Di sektor ekonomi, kerjasama kedua negara menitikberatkan sektor pertanian. Indonesia mendirikan Farmer's Agriculture and Rural Training Centre (FARTC) di Mkindo, Morogoro, Tanzania pada 1996 dimana para ahli pertanian Indonesia memfasilitasi pelatihan bagi petani Tanzania. Pada 2004, kedua negara menandatangani MoU Establishment of a Joint Commission for Bilateral Cooperation yang kemudian dikenal dengan Indonesia-Tanzania Joint Agriculture Cooperation Committee (JACC), yang menjadi jembatan peningkatan kerjasama di bidang pertanian seperti pembinaan melalui pelatihan, penelitian bersama, dan ekspansi pasar produk pertanian.  Angka perdagangan dua negara belum mencerminkan pontensi nyata.

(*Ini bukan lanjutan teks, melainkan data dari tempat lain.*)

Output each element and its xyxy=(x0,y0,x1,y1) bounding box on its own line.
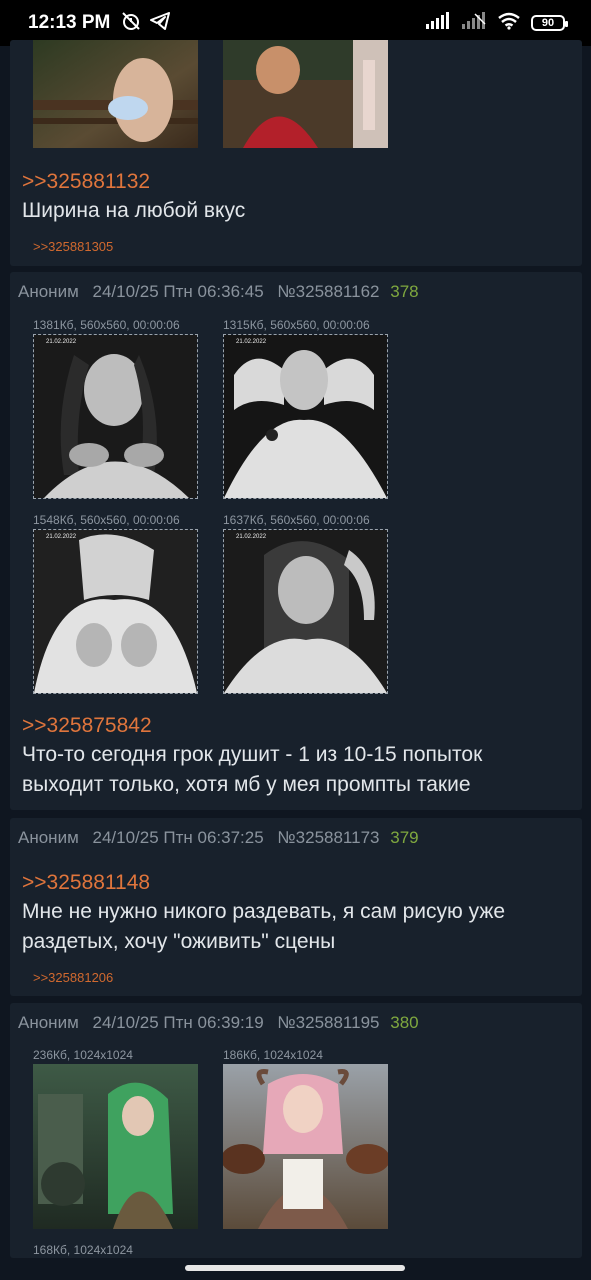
file-meta: 1381Кб, 560x560, 00:00:06 xyxy=(33,318,180,332)
post-header: Аноним 24/10/25 Птн 06:37:25 №325881173 … xyxy=(18,828,419,848)
video-thumbnail[interactable]: 21.02.2022 xyxy=(33,529,198,694)
file-meta: 1637Кб, 560x560, 00:00:06 xyxy=(223,513,370,527)
file-meta: 1548Кб, 560x560, 00:00:06 xyxy=(33,513,180,527)
post-date: 24/10/25 Птн 06:37:25 xyxy=(92,828,264,847)
post-thumbnail[interactable] xyxy=(223,40,388,148)
post-author: Аноним xyxy=(18,282,79,301)
status-time: 12:13 PM xyxy=(28,12,111,33)
image-date-stamp: 21.02.2022 xyxy=(46,339,77,345)
post-text-line: Мне не нужно никого раздевать, я сам рис… xyxy=(22,900,506,923)
reply-link[interactable]: >>325881305 xyxy=(33,239,113,254)
reply-quote-link[interactable]: >>325881132 xyxy=(22,170,150,194)
telegram-icon xyxy=(150,11,171,35)
image-thumbnail[interactable] xyxy=(33,1064,198,1229)
file-meta: 168Кб, 1024x1024 xyxy=(33,1243,133,1257)
post-header: Аноним 24/10/25 Птн 06:36:45 №325881162 … xyxy=(18,282,419,302)
video-thumbnail[interactable]: 21.02.2022 xyxy=(223,334,388,499)
wifi-icon xyxy=(497,12,521,35)
post-author: Аноним xyxy=(18,828,79,847)
post-index-count: 380 xyxy=(390,1013,419,1032)
post-number[interactable]: №325881173 xyxy=(277,828,379,847)
post-text: Ширина на любой вкус xyxy=(22,199,246,222)
file-meta: 1315Кб, 560x560, 00:00:06 xyxy=(223,318,370,332)
post-thumbnail[interactable] xyxy=(33,40,198,148)
reply-link[interactable]: >>325881206 xyxy=(33,970,113,985)
battery-icon: 90 xyxy=(531,15,568,31)
post-text-line: раздетых, хочу "оживить" сцены xyxy=(22,930,336,953)
image-date-stamp: 21.02.2022 xyxy=(236,534,267,540)
post-text-line: Что-то сегодня грок душит - 1 из 10-15 п… xyxy=(22,743,483,766)
post-1: Аноним 24/10/25 Птн 06:36:45 №325881162 … xyxy=(10,272,582,810)
image-date-stamp: 21.02.2022 xyxy=(46,534,77,540)
signal-icon xyxy=(425,11,451,35)
post-date: 24/10/25 Птн 06:39:19 xyxy=(92,1013,264,1032)
post-2: Аноним 24/10/25 Птн 06:37:25 №325881173 … xyxy=(10,818,582,996)
gesture-nav-pill[interactable] xyxy=(185,1265,405,1271)
reply-quote-link[interactable]: >>325881148 xyxy=(22,871,150,895)
post-0: >>325881132 Ширина на любой вкус >>32588… xyxy=(10,40,582,266)
signal-icon-2 xyxy=(461,11,487,35)
post-index-count: 378 xyxy=(390,282,419,301)
post-number[interactable]: №325881195 xyxy=(277,1013,379,1032)
image-thumbnail[interactable] xyxy=(223,1064,388,1229)
file-meta: 236Кб, 1024x1024 xyxy=(33,1048,133,1062)
post-index-count: 379 xyxy=(390,828,419,847)
file-meta: 186Кб, 1024x1024 xyxy=(223,1048,323,1062)
post-3: Аноним 24/10/25 Птн 06:39:19 №325881195 … xyxy=(10,1003,582,1258)
post-author: Аноним xyxy=(18,1013,79,1032)
post-number[interactable]: №325881162 xyxy=(277,282,379,301)
post-date: 24/10/25 Птн 06:36:45 xyxy=(92,282,264,301)
video-thumbnail[interactable]: 21.02.2022 xyxy=(223,529,388,694)
post-header: Аноним 24/10/25 Птн 06:39:19 №325881195 … xyxy=(18,1013,419,1033)
post-text-line: выходит только, хотя мб у мея промпты та… xyxy=(22,773,471,796)
alarm-off-icon xyxy=(120,11,142,36)
video-thumbnail[interactable]: 21.02.2022 xyxy=(33,334,198,499)
reply-quote-link[interactable]: >>325875842 xyxy=(22,714,152,738)
image-date-stamp: 21.02.2022 xyxy=(236,339,267,345)
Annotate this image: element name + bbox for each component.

Volume perdagangan kedua negara masih terbilang kecil dan pada umumnya dilakukan melalui pihak ketiga. Komoditas ekspor utama Indonesia ke Tanzania yaitu produk garmen, sabun, mie instan, alat tulis, mebel, dan pakaian. Komoditas impor Indonesia dari Tanzania yaitu kapas, kacang, buah-buahan dan produk pertanian lainnya.
 
SOSIAL-BUDAYA
 
Kedua negara telah mengembangkan hubungan bilateral di bidang sosial-budaya khususnya dalam sektor pendidikan dan pelatihan, di bawah skema Kerjasama South-South. Indonesia menyediakan pelatihan di bidang pertanian, perikanan, dan informasi teknologi untuk pegawai pemerintah dan akademisi. Setiap tahun pemerintah Indonesia juga menawarkan Dharmasiswa dan Developing Countries Partnership Program scholarship bagi mahasiswa Tanzania.